DataMites in Ranchi offers a free demo class for their data science courses, allowing prospective students to experience their teaching approach firsthand. This session provides an overview of the curriculum and learning environment. To schedule a demo, please contact DataMites directly.
DataMites in Ranchi offers a comprehensive data science course that includes placement assistance. Their dedicated Placement Assistance Team (PAT) supports students with resume building, interview preparation, and job placement services. The course is accredited by IABAC and NASSCOM FutureSkills, ensuring it meets global industry standards.
Yes, DataMites in Ranchi offers courses that include live projects, providing practical experience to students. These hands-on projects are designed to help learners apply their knowledge to real-world scenarios, enhancing their skills in data analysis and engineering. By incorporating live projects, DataMites ensures that participants gain valuable, industry-relevant experience during their training.

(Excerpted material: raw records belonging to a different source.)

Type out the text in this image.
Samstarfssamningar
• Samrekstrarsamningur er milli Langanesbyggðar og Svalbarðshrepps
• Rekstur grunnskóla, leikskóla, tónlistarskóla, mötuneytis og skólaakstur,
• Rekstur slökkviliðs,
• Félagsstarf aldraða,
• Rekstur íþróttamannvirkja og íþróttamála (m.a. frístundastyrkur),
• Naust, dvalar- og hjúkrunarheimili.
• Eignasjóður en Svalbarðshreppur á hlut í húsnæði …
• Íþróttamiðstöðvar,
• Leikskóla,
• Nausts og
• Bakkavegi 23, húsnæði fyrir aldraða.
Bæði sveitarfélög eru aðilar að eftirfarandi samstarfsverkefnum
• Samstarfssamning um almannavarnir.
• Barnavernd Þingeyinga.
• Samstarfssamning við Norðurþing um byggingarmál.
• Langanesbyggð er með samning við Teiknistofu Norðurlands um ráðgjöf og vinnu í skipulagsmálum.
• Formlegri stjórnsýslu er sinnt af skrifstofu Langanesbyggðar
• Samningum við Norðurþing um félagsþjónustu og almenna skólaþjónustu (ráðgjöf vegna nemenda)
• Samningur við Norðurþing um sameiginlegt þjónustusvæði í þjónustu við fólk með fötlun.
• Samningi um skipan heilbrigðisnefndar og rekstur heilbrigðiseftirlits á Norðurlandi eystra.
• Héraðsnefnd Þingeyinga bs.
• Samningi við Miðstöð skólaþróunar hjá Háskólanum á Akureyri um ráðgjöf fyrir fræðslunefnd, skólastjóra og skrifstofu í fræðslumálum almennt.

DataMites offers a comprehensive data science course in Ranchi with expert-led training, real-world projects, and globally recognized certifications. The curriculum is designed to equip learners with industry-relevant skills, ensuring practical exposure and career readiness. With flexible learning options and dedicated support, DataMites helps professionals and beginners excel in the field of data science.
DataMites in Ranchi offers multiple payment methods for course fees, including cash, credit and debit cards, net banking, and cheques. For international transactions, options like PayPal, Visa, MasterCard, and American Express are accepted. These diverse payment solutions ensure a convenient enrollment process for all DataMites students.

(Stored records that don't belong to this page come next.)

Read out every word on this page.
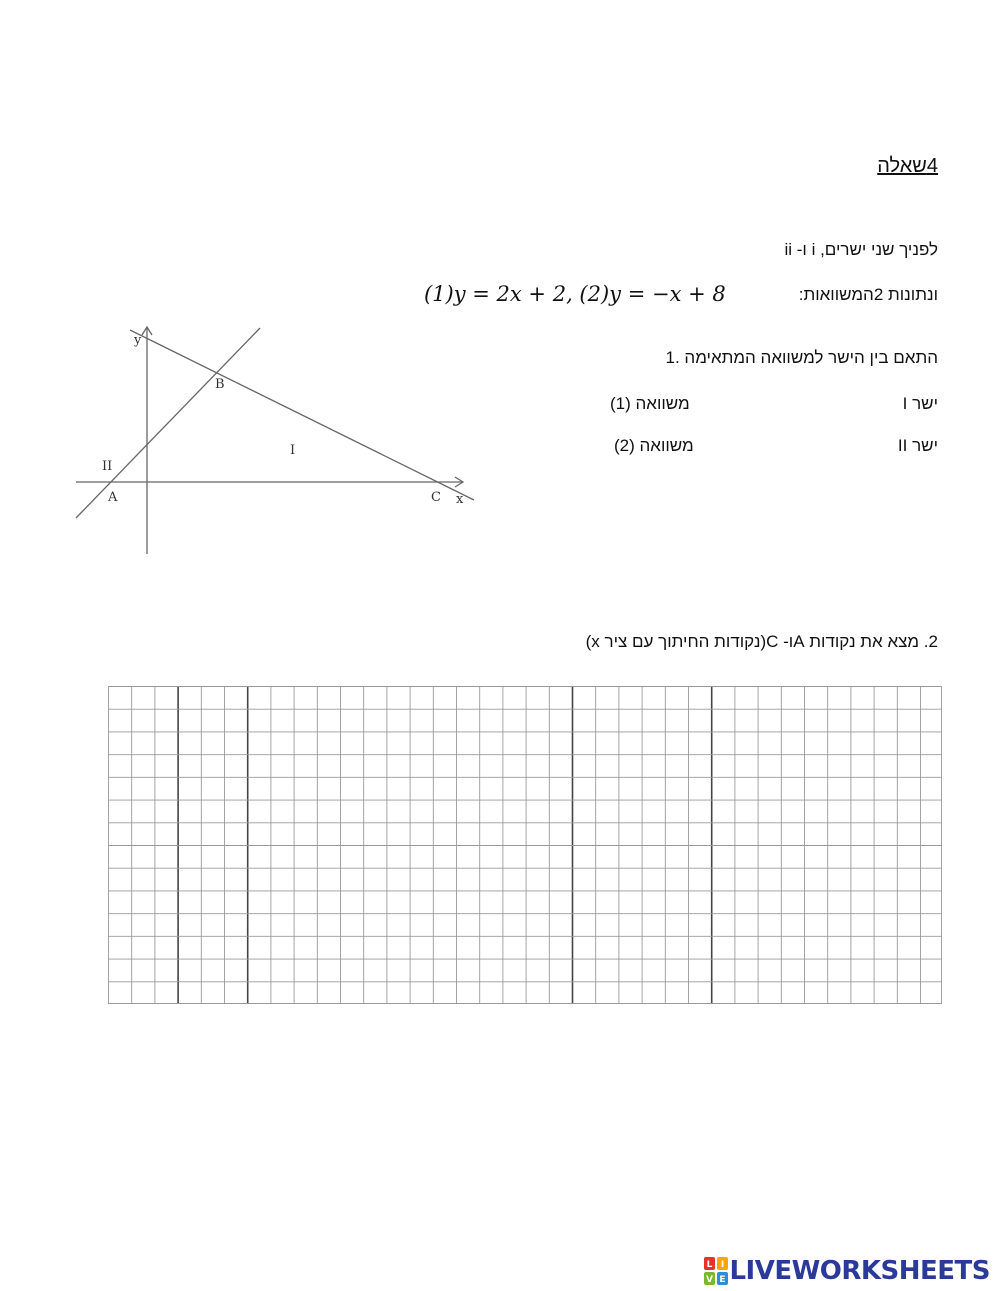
4שאלה
לפניך שני ישרים, i ו- ii
(1)𝑦 = 2𝑥 + 2, (2)𝑦 = −𝑥 + 8	ונתונות 2המשוואות:
התאם בין הישר למשוואה המתאימה .1
ישר I
משוואה (1)
ישר II
משוואה (2)
y
B
I
II
A	C x
2. מצא את נקודות Aו- C(נקודות החיתוך עם ציר x)
L I
V E LIVEWORKSHEETS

Yes, DataMites in Ranchi offers course certifications. Upon completing their programs, participants receive globally recognized certifications from IABAC® and NASSCOM® FutureSkills. These credentials enhance your professional profile in the data analytics field.
The DataMites Flexi-Pass provides a 3-month flexible access to Data Science training sessions. It allows learners to revisit concepts, clear doubts, and enhance their expertise. With this flexibility, DataMites ensures continuous support for an effective learning journey.
DataMites in Ranchi provides comprehensive study materials, including course textbooks, online resources, and access to hands-on projects. Participants benefit from interactive sessions and real-world case studies to enhance their understanding. Additionally, DataMites offers support from experienced instructors throughout the learning journey.
DataMites Ranchi provides comprehensive study materials, including high-quality course content, practice datasets, and case studies to enhance learning. Their materials cover industry-relevant topics with hands-on project support. DataMites ensures learners gain practical knowledge through well-structured resources.
The DataMites Placement Assistance Team(PAT) facilitates the aspirants in taking all the necessary steps in starting their career in Data Science. Some of the services provided by PAT are: -
The DataMites Placement Assistance Team(PAT) conducts sessions on career mentoring for the aspirants with a view of helping them realize the purpose they have to serve when they step into the corporate world. The students are guided by industry experts about the various possibilities in the Data Science career, this will help the aspirants to draw a clear picture of the career options available. Also, they will be made knowledgeable about the various obstacles they are likely to face as a fresher in the field, and how they can tackle.
No, PAT does not promise a job, but it helps the aspirants to build the required potential needed in landing a career. The aspirants can capitalize on the acquired skills, in the long run, to a successful career in Data Science.